Three examples of the link between form, function and evolution in living systems

During this talk, I will discuss three unrelated projects that share the same curiosity‐driven objective: can we understand, through physical modeling, how evolution shaped form and function in living organisms ?

Trees shaped by the wind. Trees are self‐similar branching structures, hierarchically organized with longer and thicker branches near the roots. With a mechanically‐based numerical model, I will show how this self‐similarity emerge through natural selection. In this model, trees grow into fractal structures to
promote efficient photosynthesis and branch diameters increase in response to wind‐induced loads. Remarkably, the virtual trees emerging from this model have self‐similar properties similar to real trees.

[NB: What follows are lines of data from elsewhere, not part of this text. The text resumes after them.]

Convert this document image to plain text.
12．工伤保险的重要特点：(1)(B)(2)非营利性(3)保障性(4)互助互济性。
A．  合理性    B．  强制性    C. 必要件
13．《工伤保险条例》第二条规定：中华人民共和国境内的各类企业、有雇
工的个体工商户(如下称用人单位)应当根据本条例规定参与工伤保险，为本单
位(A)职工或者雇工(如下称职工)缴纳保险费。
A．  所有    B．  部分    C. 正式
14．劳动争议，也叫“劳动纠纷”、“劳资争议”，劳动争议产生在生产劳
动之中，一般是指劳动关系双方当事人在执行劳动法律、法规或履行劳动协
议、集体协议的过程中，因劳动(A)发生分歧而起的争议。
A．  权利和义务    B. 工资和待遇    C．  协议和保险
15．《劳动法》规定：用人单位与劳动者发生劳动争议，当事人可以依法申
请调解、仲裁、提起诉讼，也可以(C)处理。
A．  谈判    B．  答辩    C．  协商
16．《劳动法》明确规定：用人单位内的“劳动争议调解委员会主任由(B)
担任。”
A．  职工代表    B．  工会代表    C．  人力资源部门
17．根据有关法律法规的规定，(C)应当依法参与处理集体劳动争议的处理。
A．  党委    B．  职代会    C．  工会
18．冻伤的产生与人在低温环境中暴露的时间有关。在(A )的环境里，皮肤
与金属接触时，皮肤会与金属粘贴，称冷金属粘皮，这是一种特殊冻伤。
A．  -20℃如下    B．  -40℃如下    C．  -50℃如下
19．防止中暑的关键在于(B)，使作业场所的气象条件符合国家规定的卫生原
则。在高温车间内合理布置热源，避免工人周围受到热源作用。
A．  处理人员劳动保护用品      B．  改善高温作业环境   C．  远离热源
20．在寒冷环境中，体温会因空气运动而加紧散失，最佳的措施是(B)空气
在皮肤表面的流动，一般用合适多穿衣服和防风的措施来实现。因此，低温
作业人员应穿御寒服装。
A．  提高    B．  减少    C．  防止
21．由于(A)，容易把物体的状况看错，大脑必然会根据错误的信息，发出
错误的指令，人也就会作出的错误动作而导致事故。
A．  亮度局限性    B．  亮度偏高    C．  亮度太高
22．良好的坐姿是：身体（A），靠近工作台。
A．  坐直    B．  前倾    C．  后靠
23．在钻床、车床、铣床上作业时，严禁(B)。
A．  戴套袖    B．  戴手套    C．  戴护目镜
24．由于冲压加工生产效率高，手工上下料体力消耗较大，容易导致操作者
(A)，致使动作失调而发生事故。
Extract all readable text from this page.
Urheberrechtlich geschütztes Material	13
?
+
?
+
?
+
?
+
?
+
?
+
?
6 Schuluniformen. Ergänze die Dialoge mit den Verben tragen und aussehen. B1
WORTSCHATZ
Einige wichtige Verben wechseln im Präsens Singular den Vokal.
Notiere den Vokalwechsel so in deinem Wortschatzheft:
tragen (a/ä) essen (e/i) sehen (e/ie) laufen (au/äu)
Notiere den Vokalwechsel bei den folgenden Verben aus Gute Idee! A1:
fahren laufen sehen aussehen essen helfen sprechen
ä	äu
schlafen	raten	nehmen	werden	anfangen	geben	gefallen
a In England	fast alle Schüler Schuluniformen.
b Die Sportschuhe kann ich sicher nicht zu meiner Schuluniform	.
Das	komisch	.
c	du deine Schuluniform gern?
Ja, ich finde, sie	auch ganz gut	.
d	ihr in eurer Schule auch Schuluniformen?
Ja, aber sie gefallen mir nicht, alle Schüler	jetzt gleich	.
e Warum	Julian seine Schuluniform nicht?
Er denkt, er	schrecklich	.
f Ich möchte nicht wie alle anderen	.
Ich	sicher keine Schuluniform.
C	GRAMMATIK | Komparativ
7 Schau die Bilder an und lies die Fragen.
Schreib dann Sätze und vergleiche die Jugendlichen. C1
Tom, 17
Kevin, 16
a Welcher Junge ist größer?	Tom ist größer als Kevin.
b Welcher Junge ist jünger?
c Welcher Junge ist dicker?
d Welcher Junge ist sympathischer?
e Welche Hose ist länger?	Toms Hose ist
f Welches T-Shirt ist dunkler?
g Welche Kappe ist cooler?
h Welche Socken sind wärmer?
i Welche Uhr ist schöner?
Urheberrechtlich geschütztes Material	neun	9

Form and function in fish swimming. Undulatory swimming is used by most aquatic animals. To achieve propulsion, these animals propagate a bending wave along their backbone down to their caudal fins. What is the optimal design for such an undulatory swimmer? To address this question, I will use a mechanical model and a genetic algorithm to calculate the minimal energetic costs, the maximal swimming velocity or any trade‐off between the two.

Tracking odor in turbulence. Life is tough for copepods! These millimetric crustaceans have about 1000 neurons at their disposal. Yet they are able to locate their mate by tracking the pheromone trail that they leave. That is no small feat for animals usually living in a turbulent environment and constantly washed by the flow. How are they able to do that? I will propose a way to reverse‐engineer this problem with reinforcement learning tools.